The unhyphenated "weekend" is hardly unknown in casual French usage however, in no small part because of the influence of contemporary English.

As for the meaning, a 5-day work week with days reserved for leisure and recreation is a modern invention. There was no more an established word for it in English as there was in French, and like all new technologies and cultural phenomenon, the word of the innovator or of those who helped its spread was borrowed alongside the concept itself. Weekend is in that respect similar to tea, wine, umami, opera or orange, a modern wanderwort.

In premodern societies, the division of time between rest and labour was mostly dictated by religious calendars and the need to participate in ritual, or the necessities of weather, climate and the inclination of the planet at a given latitude (and thus daylight).

Industrialisation and its increase in productivity was achieved in part through the elimination of rest through contract law, secularisation and electrical lighting. This in turn led to revendications by workers for a span of time set aside for rest by extending the Sunday break, and once achieved, the invention of new forms of recreation to fill that time of rest. A weekend is something very new.

Modern uses of the term "week-end" date to the 1870's in English. The TLFi dates the first use of the term in French to 1926. A six-day workweek remained the norm in industrialised societies until the 1930's where the 40h workweek starts to spread, sometimes only for some industries or trade, sometimes for all workers. In France, it was decided by the Popular Front government under Léon Blum in 1936 and was progressively applied to different trades. In Belgium, it was only put into law in 1964 (5x9 hours!).

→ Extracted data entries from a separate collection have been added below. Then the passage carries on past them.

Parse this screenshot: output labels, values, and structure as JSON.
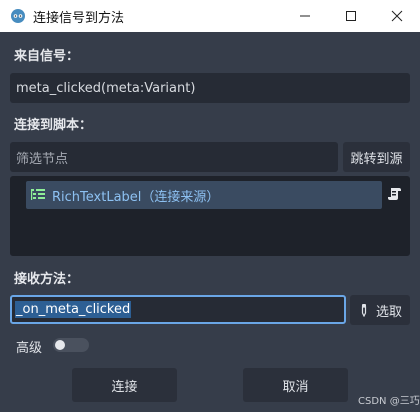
{
  "window": {
    "title": "连接信号到方法",
    "controls": [
      "minimize-icon",
      "maximize-icon",
      "close-icon"
    ]
  },
  "signal_section": {
    "label": "来自信号：",
    "value": "meta_clicked(meta:Variant)"
  },
  "script_section": {
    "label": "连接到脚本：",
    "filter_placeholder": "筛选节点",
    "jump_button": "跳转到源",
    "tree_items": [
      {
        "icon": "richtextlabel-node-icon",
        "label": "RichTextLabel（连接来源）",
        "has_script": true
      }
    ]
  },
  "method_section": {
    "label": "接收方法：",
    "value": "_on_meta_clicked",
    "pick_button": "选取"
  },
  "advanced": {
    "label": "高级",
    "enabled": false
  },
  "footer": {
    "connect_button": "连接",
    "cancel_button": "取消"
  },
  "watermark": "CSDN @三巧",
  "colors": {
    "background": "#363d4a",
    "field": "#262b35",
    "accent": "#6aa6e6",
    "selection": "#3a4b61",
    "node_text": "#8dc1f2"
  }
}
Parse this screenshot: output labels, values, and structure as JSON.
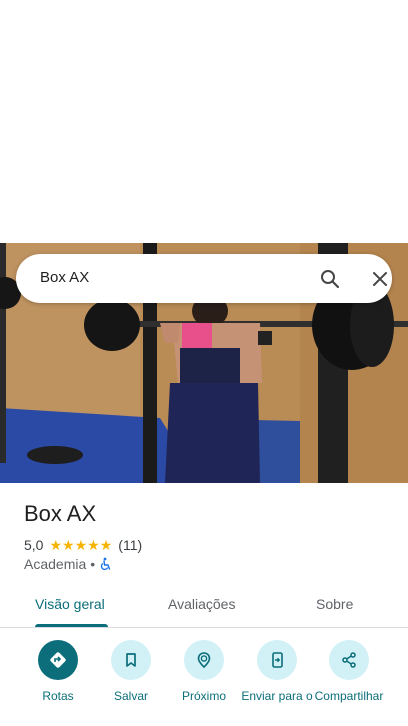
{
  "search": {
    "query": "Box AX"
  },
  "place": {
    "title": "Box AX",
    "rating": "5,0",
    "stars": 5,
    "reviews_count": "(11)",
    "category": "Academia",
    "separator": "•"
  },
  "tabs": [
    {
      "label": "Visão geral",
      "active": true
    },
    {
      "label": "Avaliações",
      "active": false
    },
    {
      "label": "Sobre",
      "active": false
    }
  ],
  "actions": [
    {
      "label": "Rotas",
      "icon": "directions-icon"
    },
    {
      "label": "Salvar",
      "icon": "bookmark-icon"
    },
    {
      "label": "Próximo",
      "icon": "nearby-icon"
    },
    {
      "label": "Enviar para o",
      "icon": "send-to-phone-icon"
    },
    {
      "label": "Compartilhar",
      "icon": "share-icon"
    }
  ],
  "colors": {
    "accent": "#0b6e7a",
    "accent_light": "#d2f1f6",
    "star": "#f4b400"
  }
}
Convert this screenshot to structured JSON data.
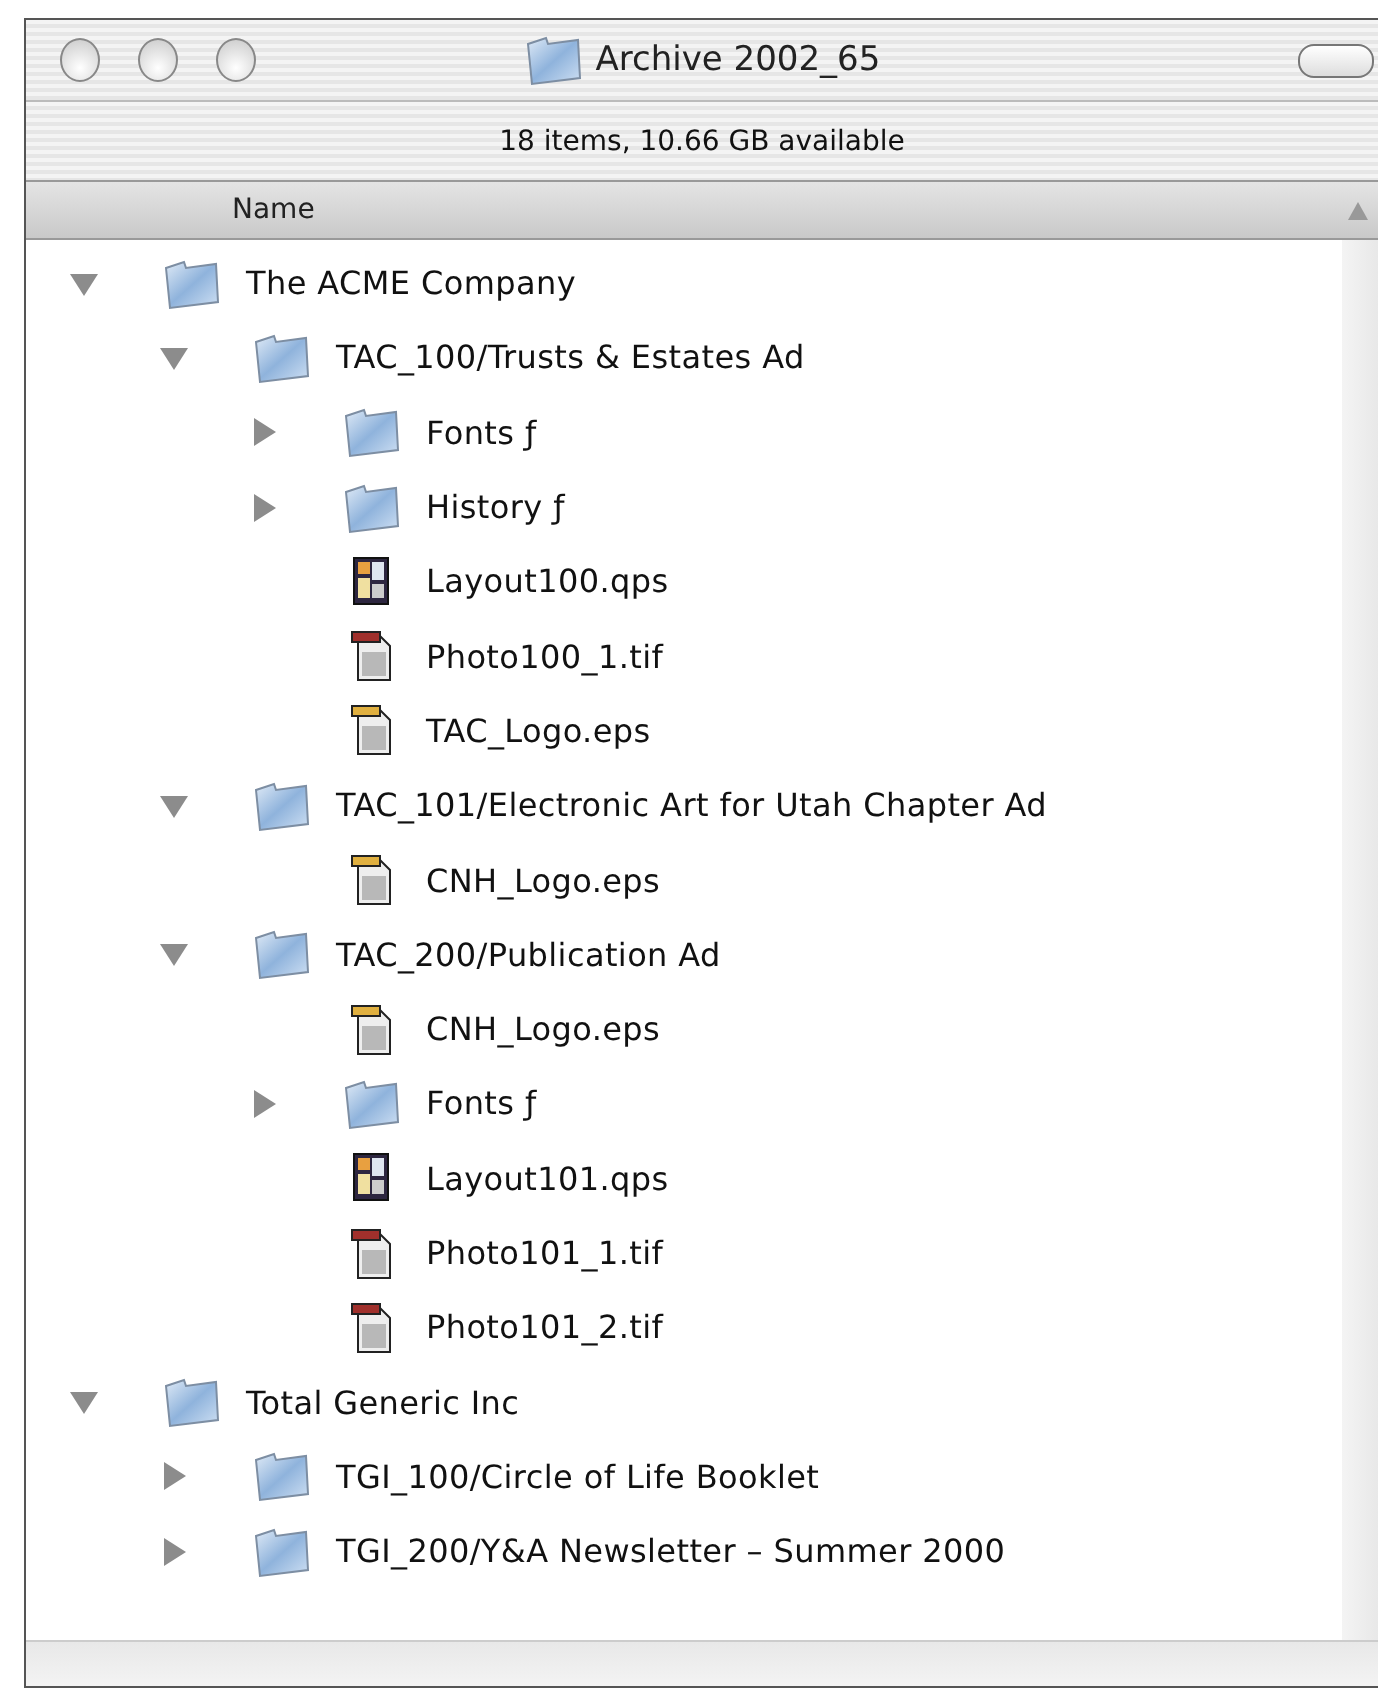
{
  "window": {
    "title": "Archive 2002_65",
    "status": "18 items, 10.66 GB available"
  },
  "columns": [
    {
      "label": "Name",
      "sorted": true
    }
  ],
  "items": [
    {
      "kind": "folder",
      "name": "The ACME Company",
      "expanded": true,
      "children": [
        {
          "kind": "folder",
          "name": "TAC_100/Trusts & Estates Ad",
          "expanded": true,
          "children": [
            {
              "kind": "folder",
              "name": "Fonts ƒ",
              "expanded": false
            },
            {
              "kind": "folder",
              "name": "History ƒ",
              "expanded": false
            },
            {
              "kind": "layout",
              "name": "Layout100.qps"
            },
            {
              "kind": "photo",
              "name": "Photo100_1.tif"
            },
            {
              "kind": "graphic",
              "name": "TAC_Logo.eps"
            }
          ]
        },
        {
          "kind": "folder",
          "name": "TAC_101/Electronic Art for Utah Chapter Ad",
          "expanded": true,
          "children": [
            {
              "kind": "graphic",
              "name": "CNH_Logo.eps"
            }
          ]
        },
        {
          "kind": "folder",
          "name": "TAC_200/Publication Ad",
          "expanded": true,
          "children": [
            {
              "kind": "graphic",
              "name": "CNH_Logo.eps"
            },
            {
              "kind": "folder",
              "name": "Fonts ƒ",
              "expanded": false
            },
            {
              "kind": "layout",
              "name": "Layout101.qps"
            },
            {
              "kind": "photo",
              "name": "Photo101_1.tif"
            },
            {
              "kind": "photo",
              "name": "Photo101_2.tif"
            }
          ]
        }
      ]
    },
    {
      "kind": "folder",
      "name": "Total Generic Inc",
      "expanded": true,
      "children": [
        {
          "kind": "folder",
          "name": "TGI_100/Circle of Life Booklet",
          "expanded": false
        },
        {
          "kind": "folder",
          "name": "TGI_200/Y&A Newsletter – Summer 2000",
          "expanded": false
        }
      ]
    }
  ]
}
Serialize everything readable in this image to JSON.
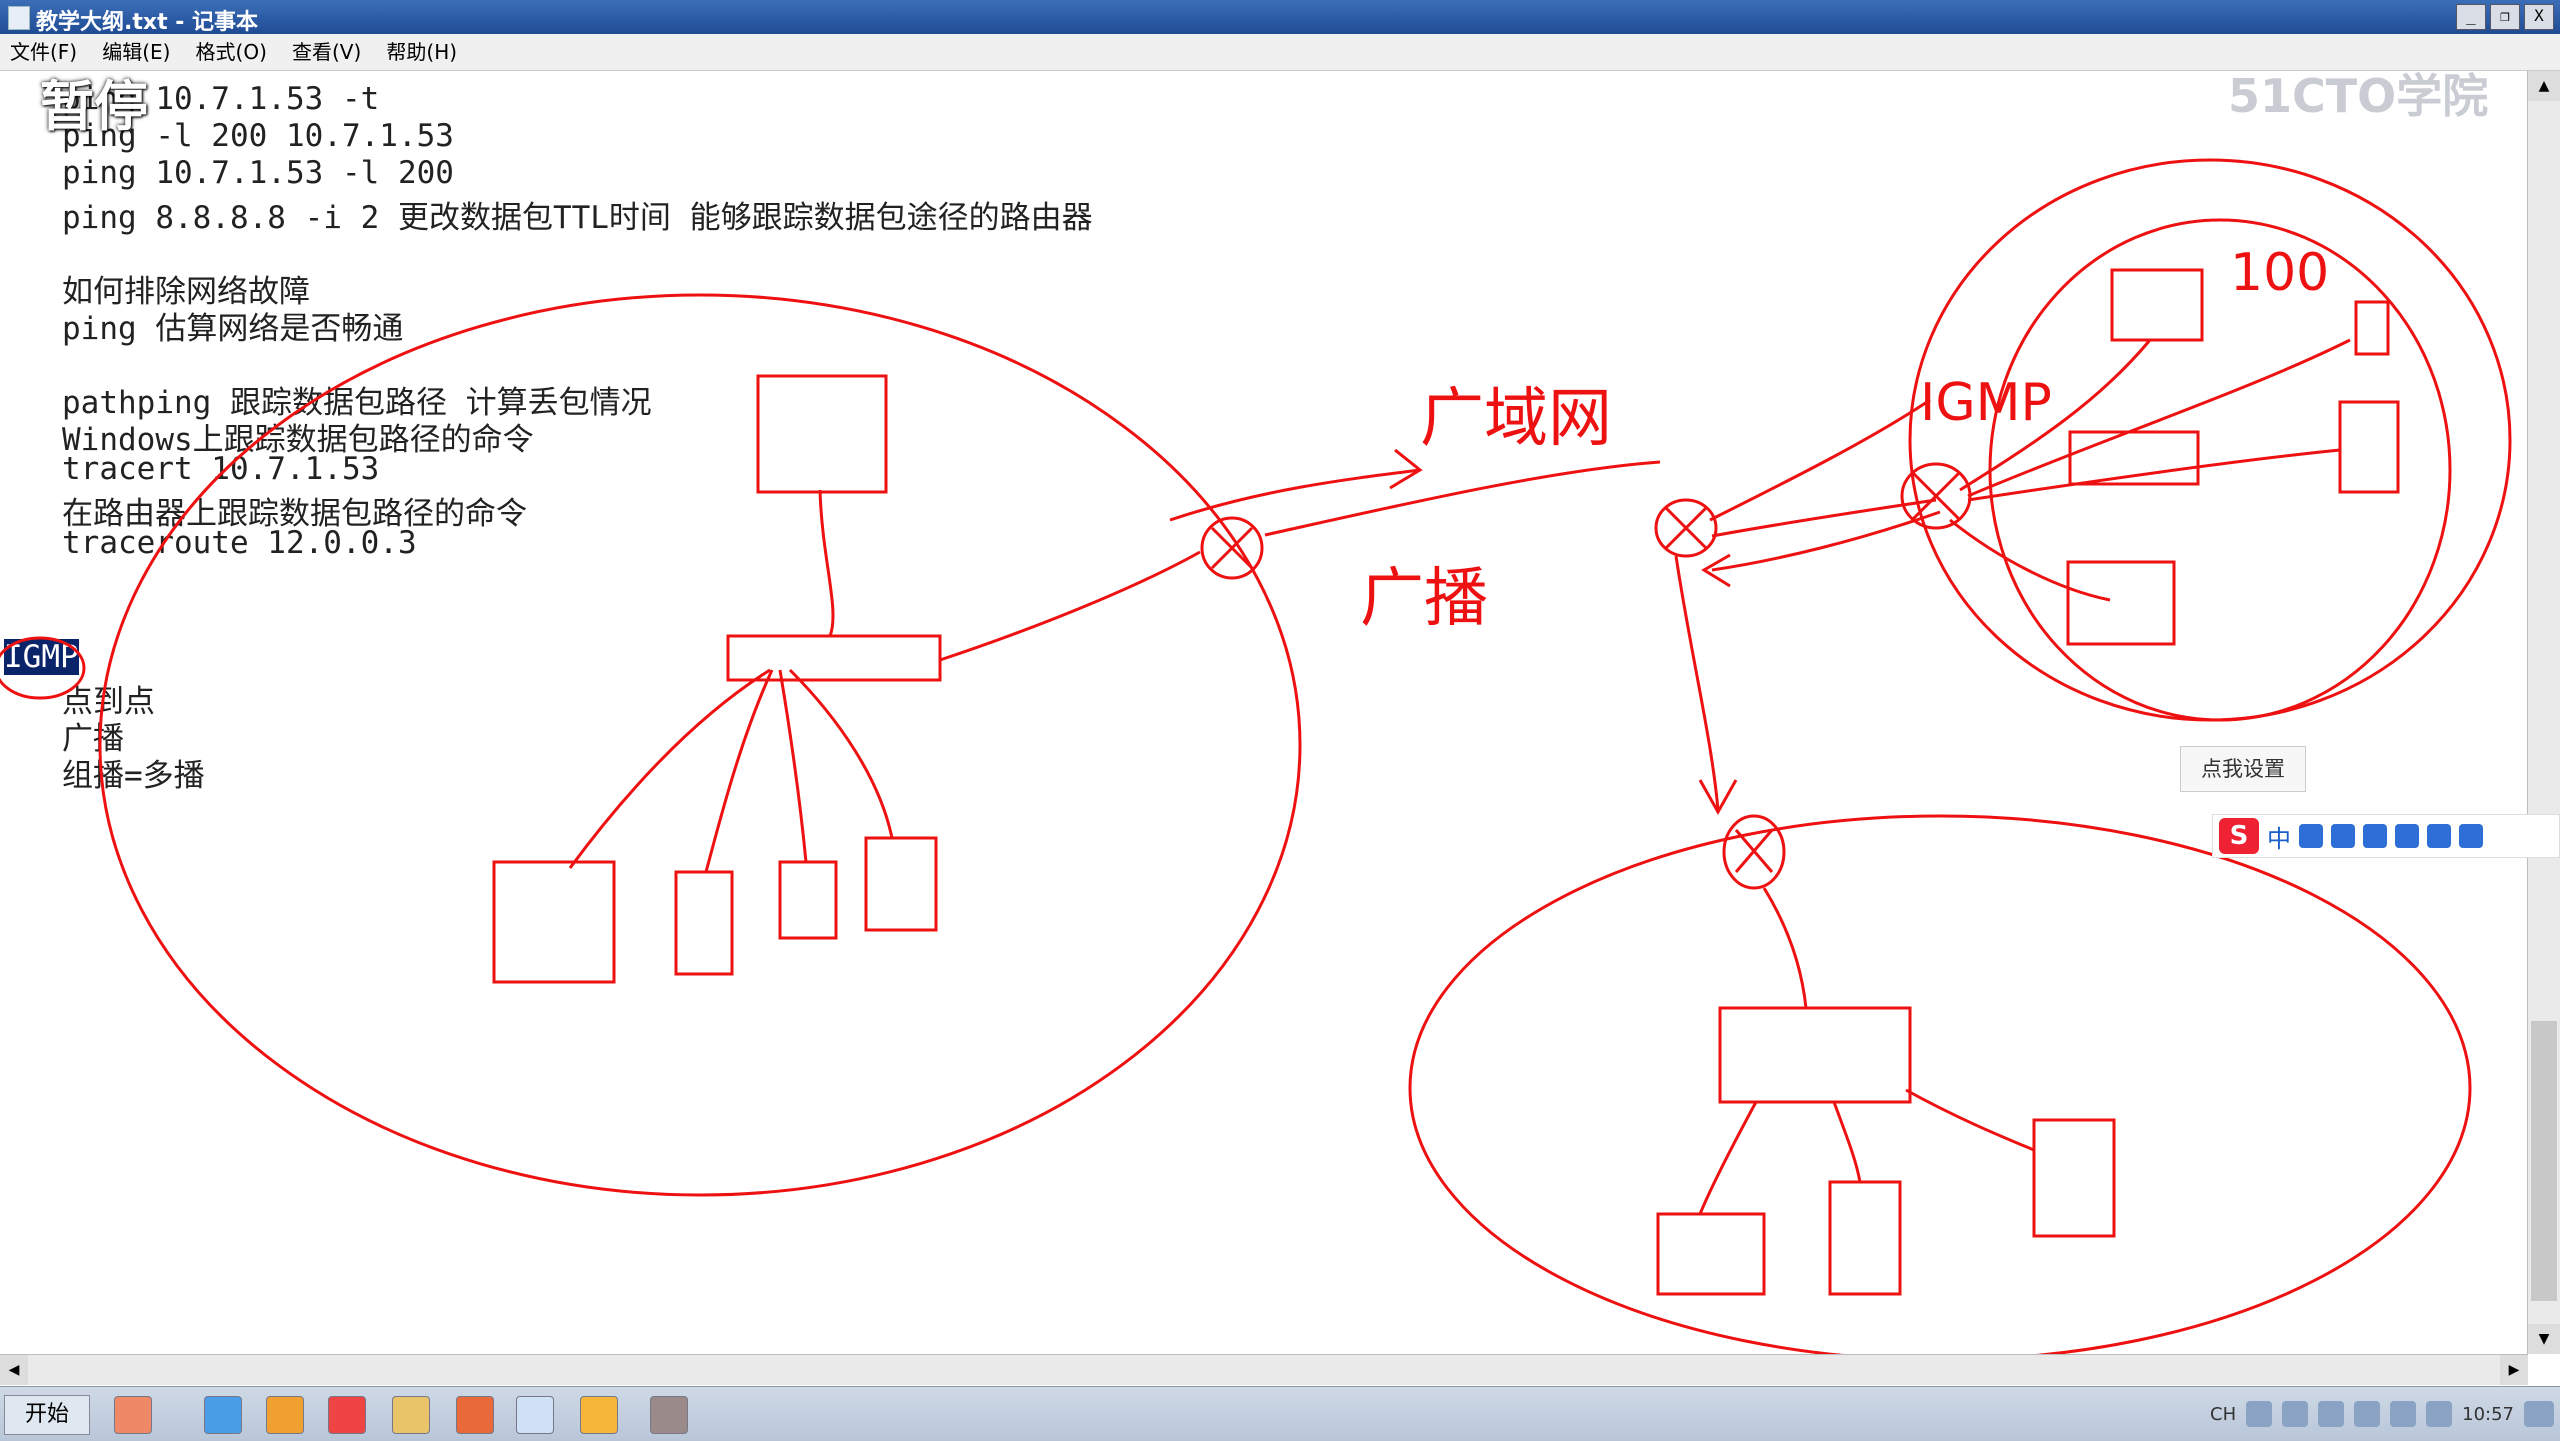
{
  "window": {
    "title": "教学大纲.txt - 记事本",
    "controls": [
      "_",
      "❐",
      "X"
    ]
  },
  "menu": [
    {
      "label": "文件(F)"
    },
    {
      "label": "编辑(E)"
    },
    {
      "label": "格式(O)"
    },
    {
      "label": "查看(V)"
    },
    {
      "label": "帮助(H)"
    }
  ],
  "editor": {
    "lines": [
      "ping 10.7.1.53 -t",
      "ping -l 200 10.7.1.53",
      "ping 10.7.1.53 -l 200",
      "ping 8.8.8.8 -i 2 更改数据包TTL时间 能够跟踪数据包途径的路由器",
      "如何排除网络故障",
      "ping 估算网络是否畅通",
      "pathping 跟踪数据包路径 计算丢包情况",
      "Windows上跟踪数据包路径的命令",
      "tracert 10.7.1.53",
      "在路由器上跟踪数据包路径的命令",
      "traceroute 12.0.0.3",
      "IGMP",
      "点到点",
      "广播",
      "组播=多播"
    ]
  },
  "overlay": {
    "pause_label": "暂停",
    "watermark": "51CTO学院"
  },
  "ime": {
    "tooltip": "点我设置",
    "mode_char": "中",
    "logo_char": "S"
  },
  "taskbar": {
    "start_label": "开始",
    "tray_lang": "CH",
    "clock": "10:57"
  },
  "annotations": {
    "words": [
      "广域网",
      "广播",
      "IGMP",
      "100"
    ],
    "accent_color": "#e11111"
  }
}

I hope this demonstrates how recent the very idea of a weekend is, and how much more recent the reality of it can be. In this context, that we use a loanword for it is no surprise: it's not much older than the internet or inline skates, and contemporary with nightclubs and briefs, to cite some other concepts with names borrowed from English in French (internet, des rollers, les dancings and les slips) and much younger than football is.